If someone has died in hospital, the hospital will give you a medical certificate of death.
You and your relative or friend may have already chosen a funeral director, or your relative or friend have expressed their funeral wishes in their will.
If a death happens at night, you don't have to 'phone your funeral director straight away. When you call the funeral director they will be able to make all of the arrangements for you. The funeral director is there to help and answer your questions, and can be a great help to you.
You do not have to use a funeral director, although most people do. If you wish to make the funeral arrangements yourself you will need to contact Wiltshire Council Cemeteries and Burial Services by calling 0300 456 0100. Further information can also be found at the Natural Death website http://www.naturaldeath.org.uk. Funeral Directors are listed on the National Association of Funeral Directors website
You will need to register your relative or friend's death within five days from when it occurred. You can call the registration service on 0300 003 4569 to make an appointment to do this. There is no cost to register a death. Further information is available at http://www.wiltshire.gov.uk/registrations-register-a-death.
Registration is normally the responsibility of a relative, if this is not possible check with the Registrar Office if you are qualified to act as an informant.
Please take the Medical Certificate of Cause of Death with you, if you have one.
If possible you should also take other supporting documents such as the person’s birth and marriage or civil partnership certificates, proof of address, NHS medical card and any War Pension information.
The registrar will ask you the following questions (write down this information at home before you go to the Register Office):
- The date and place of death
- The full name and surname/family name or Maiden surname/family name (if applicable)
- Date of birth of the person who has died
- The town and county of birth
- Address (including postcode) of the person who has died
- The last full time occupation of the person who has died
- Pensions or allowances from public funds (and if applicable, the name and occupation of the deceased’s spouse or civil partner)
- If the person who has died was married or in a civil partnership, the date of birth of the surviving spouse or civil partner
The Registrar will provide you with the following documents:
- White form (BD8) which you may need to claim or stop any benefit payment
- Green form (9) which is the undertaker’s authority to proceed with the funeral arrangements
- Death Certificate – there will be a fee for all certificates.

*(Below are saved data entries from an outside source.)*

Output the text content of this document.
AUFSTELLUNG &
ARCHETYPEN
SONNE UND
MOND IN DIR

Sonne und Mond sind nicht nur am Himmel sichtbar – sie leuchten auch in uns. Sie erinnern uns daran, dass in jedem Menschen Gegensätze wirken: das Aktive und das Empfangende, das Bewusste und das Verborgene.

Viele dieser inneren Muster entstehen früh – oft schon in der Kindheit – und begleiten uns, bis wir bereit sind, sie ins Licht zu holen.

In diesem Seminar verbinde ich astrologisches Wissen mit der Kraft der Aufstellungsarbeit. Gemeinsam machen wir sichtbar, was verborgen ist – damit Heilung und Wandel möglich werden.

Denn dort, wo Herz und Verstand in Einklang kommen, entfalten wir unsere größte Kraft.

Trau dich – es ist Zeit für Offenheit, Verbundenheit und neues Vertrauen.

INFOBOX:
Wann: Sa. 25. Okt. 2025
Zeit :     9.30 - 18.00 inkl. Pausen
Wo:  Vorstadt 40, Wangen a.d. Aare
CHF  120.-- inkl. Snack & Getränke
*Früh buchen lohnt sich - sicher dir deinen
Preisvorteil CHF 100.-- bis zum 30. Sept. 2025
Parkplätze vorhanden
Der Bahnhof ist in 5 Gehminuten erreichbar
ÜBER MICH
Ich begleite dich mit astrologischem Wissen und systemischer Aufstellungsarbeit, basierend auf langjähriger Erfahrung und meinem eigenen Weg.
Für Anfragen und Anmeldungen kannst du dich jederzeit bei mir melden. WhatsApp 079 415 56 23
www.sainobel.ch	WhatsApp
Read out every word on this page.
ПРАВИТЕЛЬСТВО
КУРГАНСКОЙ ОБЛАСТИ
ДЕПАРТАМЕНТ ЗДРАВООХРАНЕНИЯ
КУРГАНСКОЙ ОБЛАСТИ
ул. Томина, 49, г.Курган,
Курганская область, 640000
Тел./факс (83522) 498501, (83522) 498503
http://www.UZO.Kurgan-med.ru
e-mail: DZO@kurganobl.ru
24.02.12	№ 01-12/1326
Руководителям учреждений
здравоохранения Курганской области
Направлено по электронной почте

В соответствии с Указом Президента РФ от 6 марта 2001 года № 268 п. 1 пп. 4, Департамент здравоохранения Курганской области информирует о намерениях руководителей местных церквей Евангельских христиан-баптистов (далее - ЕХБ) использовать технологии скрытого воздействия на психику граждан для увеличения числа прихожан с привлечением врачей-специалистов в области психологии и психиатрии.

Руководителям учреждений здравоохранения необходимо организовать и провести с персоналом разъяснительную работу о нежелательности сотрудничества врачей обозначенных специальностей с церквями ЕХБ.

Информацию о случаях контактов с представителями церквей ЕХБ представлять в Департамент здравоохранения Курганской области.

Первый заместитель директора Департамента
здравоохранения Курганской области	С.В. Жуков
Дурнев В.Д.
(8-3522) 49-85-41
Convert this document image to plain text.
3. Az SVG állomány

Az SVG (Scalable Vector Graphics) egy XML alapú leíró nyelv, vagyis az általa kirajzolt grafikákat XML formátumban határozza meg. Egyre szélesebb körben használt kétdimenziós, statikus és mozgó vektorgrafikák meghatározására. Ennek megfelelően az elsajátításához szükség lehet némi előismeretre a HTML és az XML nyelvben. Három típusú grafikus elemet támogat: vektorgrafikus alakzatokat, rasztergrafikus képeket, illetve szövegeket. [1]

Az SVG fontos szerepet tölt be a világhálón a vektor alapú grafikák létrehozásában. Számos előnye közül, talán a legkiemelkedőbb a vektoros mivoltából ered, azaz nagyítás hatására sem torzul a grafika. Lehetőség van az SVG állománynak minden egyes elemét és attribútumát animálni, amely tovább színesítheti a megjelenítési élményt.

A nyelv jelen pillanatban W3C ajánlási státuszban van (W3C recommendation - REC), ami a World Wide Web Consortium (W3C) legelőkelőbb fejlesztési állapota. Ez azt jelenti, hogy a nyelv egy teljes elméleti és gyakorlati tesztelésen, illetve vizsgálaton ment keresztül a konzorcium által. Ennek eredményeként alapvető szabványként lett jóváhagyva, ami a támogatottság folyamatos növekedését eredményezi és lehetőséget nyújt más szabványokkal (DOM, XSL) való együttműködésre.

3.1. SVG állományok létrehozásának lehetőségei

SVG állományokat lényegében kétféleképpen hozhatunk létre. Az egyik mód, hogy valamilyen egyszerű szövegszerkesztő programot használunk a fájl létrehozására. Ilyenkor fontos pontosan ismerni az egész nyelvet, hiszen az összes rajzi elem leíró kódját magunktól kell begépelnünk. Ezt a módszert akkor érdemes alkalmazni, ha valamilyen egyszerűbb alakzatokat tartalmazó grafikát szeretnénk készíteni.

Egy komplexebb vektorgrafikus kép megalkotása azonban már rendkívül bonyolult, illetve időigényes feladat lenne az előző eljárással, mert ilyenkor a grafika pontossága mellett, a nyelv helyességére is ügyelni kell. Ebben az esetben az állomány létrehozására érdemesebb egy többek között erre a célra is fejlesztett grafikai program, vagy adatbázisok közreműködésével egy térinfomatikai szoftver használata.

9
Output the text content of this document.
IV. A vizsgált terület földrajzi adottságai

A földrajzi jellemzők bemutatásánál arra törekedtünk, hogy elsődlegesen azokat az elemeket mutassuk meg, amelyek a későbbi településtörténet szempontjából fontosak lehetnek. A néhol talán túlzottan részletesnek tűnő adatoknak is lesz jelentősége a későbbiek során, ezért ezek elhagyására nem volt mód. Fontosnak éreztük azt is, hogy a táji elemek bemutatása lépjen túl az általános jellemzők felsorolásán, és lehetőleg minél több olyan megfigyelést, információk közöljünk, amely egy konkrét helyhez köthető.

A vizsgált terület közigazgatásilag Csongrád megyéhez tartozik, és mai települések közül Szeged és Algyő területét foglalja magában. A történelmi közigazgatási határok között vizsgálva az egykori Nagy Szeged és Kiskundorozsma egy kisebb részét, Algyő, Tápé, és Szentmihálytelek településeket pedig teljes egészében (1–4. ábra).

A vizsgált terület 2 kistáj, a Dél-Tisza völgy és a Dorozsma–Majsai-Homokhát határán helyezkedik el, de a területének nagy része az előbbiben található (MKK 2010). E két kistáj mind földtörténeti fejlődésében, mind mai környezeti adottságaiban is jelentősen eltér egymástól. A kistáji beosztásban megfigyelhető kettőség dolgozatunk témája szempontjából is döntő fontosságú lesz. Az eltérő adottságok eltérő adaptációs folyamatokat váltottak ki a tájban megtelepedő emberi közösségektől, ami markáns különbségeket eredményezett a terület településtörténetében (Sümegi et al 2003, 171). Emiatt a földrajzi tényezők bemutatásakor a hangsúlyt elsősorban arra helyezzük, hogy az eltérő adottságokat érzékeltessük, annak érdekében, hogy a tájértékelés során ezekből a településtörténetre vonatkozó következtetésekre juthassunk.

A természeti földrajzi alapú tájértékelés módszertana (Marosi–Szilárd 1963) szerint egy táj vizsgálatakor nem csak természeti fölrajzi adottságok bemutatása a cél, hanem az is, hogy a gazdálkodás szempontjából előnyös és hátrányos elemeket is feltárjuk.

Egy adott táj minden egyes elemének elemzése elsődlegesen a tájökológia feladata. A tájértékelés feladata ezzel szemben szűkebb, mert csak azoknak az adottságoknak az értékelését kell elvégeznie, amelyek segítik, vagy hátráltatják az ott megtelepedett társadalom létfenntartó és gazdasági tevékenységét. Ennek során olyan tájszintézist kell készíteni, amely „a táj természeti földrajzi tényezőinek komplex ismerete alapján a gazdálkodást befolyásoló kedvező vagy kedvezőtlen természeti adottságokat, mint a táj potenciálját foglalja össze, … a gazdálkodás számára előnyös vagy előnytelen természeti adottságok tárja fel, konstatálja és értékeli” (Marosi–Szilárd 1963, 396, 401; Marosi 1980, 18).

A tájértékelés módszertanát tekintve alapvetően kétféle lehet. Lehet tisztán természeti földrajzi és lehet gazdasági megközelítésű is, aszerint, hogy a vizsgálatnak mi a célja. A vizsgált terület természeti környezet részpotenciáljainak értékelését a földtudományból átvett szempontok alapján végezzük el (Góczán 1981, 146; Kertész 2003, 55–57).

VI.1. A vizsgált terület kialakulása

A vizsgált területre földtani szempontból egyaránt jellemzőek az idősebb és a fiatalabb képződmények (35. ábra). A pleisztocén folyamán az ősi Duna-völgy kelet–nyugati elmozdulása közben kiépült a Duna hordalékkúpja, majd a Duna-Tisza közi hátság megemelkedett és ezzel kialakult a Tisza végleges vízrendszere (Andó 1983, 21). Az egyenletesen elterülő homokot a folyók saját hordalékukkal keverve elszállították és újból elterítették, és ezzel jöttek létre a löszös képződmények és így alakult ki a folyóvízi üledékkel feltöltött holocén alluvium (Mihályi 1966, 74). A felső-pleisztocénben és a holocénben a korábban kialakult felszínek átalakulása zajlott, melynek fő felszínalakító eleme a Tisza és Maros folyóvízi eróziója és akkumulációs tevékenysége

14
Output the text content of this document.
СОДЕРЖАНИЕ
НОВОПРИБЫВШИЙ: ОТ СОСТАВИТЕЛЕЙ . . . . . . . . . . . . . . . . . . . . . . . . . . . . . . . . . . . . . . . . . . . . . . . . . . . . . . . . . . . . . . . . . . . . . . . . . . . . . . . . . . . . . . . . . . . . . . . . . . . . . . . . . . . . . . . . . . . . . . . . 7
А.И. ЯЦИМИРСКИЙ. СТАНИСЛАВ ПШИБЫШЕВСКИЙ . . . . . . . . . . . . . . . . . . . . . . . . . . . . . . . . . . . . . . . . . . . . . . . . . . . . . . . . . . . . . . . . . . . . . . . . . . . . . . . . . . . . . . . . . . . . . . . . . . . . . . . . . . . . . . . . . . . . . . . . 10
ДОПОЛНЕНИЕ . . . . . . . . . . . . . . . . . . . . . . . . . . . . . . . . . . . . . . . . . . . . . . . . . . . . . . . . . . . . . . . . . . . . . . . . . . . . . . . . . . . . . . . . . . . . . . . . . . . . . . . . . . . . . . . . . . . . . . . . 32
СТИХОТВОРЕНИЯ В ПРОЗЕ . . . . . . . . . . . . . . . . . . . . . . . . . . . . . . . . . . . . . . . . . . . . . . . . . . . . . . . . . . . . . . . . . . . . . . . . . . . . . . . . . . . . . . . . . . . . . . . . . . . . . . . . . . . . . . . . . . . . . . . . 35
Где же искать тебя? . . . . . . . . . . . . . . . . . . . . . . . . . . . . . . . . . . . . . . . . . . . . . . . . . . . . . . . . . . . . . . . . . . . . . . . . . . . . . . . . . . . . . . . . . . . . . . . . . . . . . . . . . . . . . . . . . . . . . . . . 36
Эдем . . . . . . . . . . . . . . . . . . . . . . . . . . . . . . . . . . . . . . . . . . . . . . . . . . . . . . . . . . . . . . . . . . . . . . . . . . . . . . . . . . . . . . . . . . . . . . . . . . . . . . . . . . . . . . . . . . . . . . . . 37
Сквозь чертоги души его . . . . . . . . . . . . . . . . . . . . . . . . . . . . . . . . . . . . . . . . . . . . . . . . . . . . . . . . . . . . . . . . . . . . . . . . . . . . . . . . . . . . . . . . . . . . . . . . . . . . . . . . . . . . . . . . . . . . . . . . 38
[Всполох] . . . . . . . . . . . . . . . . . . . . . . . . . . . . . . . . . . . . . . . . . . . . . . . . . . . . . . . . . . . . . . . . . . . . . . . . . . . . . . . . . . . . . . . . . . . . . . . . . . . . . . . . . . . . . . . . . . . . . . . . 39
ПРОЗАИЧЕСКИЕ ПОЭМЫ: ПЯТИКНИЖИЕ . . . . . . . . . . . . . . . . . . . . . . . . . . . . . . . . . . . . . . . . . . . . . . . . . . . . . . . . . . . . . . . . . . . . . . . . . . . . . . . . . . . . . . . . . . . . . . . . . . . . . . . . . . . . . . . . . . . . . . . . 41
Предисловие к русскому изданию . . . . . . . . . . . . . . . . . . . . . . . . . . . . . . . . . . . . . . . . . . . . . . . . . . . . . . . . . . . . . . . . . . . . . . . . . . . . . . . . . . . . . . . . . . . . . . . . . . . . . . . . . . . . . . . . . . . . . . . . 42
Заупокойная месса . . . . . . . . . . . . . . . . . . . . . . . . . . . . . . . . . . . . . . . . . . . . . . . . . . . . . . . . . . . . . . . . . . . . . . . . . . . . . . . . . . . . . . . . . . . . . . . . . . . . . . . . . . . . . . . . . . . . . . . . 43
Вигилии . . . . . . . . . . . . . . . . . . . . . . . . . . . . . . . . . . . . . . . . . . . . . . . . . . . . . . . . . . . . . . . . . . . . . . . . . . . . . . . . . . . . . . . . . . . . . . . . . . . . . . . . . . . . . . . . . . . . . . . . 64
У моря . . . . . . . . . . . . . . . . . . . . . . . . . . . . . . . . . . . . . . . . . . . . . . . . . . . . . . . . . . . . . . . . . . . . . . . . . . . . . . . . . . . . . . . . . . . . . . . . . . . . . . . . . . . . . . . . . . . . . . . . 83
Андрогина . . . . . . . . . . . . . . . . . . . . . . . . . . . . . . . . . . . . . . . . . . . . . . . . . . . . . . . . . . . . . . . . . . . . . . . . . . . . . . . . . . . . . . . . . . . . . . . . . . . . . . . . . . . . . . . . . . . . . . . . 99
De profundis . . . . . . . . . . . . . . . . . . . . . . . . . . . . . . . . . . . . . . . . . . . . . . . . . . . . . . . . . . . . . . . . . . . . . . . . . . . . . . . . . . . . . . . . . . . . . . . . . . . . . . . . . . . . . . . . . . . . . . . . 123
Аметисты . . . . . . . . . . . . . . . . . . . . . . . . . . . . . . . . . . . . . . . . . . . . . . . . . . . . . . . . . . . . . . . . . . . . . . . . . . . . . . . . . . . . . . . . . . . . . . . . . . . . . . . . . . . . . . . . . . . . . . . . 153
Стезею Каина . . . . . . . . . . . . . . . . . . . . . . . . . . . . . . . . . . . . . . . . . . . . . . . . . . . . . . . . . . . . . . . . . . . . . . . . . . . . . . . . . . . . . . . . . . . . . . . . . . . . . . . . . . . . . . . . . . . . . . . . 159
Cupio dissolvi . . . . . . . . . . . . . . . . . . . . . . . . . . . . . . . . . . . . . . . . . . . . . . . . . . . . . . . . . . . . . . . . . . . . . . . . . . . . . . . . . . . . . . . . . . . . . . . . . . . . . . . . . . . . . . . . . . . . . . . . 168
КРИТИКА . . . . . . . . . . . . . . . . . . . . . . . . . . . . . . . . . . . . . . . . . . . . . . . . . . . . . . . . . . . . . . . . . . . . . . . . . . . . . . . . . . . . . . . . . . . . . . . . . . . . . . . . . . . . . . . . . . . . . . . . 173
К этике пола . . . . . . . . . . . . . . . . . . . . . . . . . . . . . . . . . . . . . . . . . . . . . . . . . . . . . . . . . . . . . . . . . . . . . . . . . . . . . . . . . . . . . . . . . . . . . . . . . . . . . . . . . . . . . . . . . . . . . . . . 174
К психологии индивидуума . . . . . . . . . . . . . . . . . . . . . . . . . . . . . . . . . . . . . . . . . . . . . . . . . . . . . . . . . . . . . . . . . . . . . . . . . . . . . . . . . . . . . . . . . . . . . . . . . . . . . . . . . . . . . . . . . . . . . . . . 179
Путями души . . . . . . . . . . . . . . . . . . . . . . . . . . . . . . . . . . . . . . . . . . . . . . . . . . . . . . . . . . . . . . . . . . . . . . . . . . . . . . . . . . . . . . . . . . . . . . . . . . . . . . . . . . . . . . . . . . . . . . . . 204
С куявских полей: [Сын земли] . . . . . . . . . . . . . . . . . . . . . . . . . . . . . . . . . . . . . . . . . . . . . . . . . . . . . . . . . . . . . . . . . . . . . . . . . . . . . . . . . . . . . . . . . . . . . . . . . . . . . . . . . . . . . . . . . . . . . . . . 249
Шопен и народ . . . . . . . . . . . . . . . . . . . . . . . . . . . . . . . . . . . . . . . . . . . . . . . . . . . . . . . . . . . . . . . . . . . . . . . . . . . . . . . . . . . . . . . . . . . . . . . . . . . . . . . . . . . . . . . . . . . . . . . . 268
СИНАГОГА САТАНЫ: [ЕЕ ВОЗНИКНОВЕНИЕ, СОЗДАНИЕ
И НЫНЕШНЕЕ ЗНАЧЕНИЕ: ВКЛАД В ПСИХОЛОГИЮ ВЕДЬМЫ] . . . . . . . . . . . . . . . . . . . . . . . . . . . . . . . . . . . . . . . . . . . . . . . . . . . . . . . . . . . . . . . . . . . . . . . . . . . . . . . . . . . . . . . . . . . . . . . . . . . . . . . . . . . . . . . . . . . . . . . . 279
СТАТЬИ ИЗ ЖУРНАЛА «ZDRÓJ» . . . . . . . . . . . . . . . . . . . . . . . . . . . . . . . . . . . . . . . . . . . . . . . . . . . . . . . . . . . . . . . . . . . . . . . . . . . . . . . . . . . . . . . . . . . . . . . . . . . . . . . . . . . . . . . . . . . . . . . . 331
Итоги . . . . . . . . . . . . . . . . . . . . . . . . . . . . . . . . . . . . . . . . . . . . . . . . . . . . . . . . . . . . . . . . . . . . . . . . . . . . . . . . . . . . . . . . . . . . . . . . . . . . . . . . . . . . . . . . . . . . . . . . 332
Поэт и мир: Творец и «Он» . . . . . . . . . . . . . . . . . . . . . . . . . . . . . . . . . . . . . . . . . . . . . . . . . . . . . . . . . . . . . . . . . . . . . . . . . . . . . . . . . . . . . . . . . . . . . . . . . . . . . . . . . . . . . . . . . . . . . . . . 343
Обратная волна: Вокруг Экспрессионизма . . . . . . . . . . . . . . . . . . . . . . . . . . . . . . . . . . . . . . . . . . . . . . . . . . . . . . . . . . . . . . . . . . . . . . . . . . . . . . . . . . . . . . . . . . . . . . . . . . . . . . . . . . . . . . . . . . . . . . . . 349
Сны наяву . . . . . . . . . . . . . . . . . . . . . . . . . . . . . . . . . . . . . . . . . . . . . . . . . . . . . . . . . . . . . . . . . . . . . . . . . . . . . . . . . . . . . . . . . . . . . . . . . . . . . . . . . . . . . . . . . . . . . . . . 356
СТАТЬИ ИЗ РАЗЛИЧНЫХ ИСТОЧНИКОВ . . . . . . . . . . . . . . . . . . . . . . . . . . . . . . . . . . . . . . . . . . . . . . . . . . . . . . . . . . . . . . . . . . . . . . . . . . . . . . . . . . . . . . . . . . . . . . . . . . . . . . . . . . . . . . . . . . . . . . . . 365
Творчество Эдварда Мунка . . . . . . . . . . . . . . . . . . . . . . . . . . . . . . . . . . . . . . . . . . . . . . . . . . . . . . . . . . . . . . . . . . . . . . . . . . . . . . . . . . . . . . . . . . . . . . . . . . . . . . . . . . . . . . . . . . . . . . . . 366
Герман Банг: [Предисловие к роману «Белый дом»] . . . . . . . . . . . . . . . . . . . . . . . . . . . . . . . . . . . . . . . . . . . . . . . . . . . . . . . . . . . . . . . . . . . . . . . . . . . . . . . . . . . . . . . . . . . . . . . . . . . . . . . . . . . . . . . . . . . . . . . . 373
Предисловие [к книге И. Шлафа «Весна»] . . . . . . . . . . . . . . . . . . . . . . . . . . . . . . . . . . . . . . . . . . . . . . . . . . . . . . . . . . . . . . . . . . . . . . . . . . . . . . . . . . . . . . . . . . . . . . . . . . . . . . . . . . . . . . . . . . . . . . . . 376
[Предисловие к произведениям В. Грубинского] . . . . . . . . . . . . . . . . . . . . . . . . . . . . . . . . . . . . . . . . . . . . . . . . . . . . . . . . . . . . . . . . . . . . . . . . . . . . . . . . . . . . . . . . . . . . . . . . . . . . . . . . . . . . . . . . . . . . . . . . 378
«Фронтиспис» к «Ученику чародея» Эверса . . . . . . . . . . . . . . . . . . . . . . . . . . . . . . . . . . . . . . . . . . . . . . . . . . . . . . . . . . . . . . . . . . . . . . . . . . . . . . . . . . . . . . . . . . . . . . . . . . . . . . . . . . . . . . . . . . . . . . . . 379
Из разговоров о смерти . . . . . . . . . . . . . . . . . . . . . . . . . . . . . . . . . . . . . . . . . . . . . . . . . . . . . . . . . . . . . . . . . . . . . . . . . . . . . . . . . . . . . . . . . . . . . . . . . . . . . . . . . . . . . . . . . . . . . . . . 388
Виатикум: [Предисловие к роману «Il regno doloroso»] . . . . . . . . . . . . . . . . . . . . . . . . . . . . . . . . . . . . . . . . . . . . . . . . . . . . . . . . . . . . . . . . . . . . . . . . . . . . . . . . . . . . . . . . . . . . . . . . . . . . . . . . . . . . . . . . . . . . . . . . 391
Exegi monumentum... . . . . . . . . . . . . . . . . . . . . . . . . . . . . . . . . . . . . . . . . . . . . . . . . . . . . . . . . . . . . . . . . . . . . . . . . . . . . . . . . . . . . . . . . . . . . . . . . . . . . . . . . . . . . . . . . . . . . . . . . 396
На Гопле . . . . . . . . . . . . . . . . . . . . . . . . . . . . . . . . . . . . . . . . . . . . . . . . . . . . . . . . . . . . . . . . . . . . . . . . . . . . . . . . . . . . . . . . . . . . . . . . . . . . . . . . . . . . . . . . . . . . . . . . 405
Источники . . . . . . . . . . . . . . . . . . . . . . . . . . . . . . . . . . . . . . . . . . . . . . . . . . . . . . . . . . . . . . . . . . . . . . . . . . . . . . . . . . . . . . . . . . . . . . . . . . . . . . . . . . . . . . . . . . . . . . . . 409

It is recommended that sufficient copies are obtained for Probate, insurance policies, savings accounts and investments. Further copies can be purchased at a later date, but this will incur an additional fee.
The Registrar can offer you the ‘Tell Us Once’ service (TUO). Information will be passed to the Department of Work and Pensions (DWP), who will notify government and council departments on your behalf – this is a free optional service. ‘Tell Us Once’ is a service that lets you report a death to most government organisations in one go.
When you have registered the death, the Registrar will give you a unique reference number to access the ‘Tell us Once’ service online or by phone.
To use the service you will need the deceased’s:
- date of birth
- National Insurance number
- driving licence number
- passport number
- details of any benefits or entitlements they were getting
- details of any local council services they were getting
- name and address of their next of kin
- name, address and contact details of the person or company dealing with their estate (property, belongings and money), known as their ‘executor’ or ‘administrator’. You need permission from the next of kin, the executor, the administrator or anyone who was claiming joint benefits or entitlements with the deceased, before you give their details.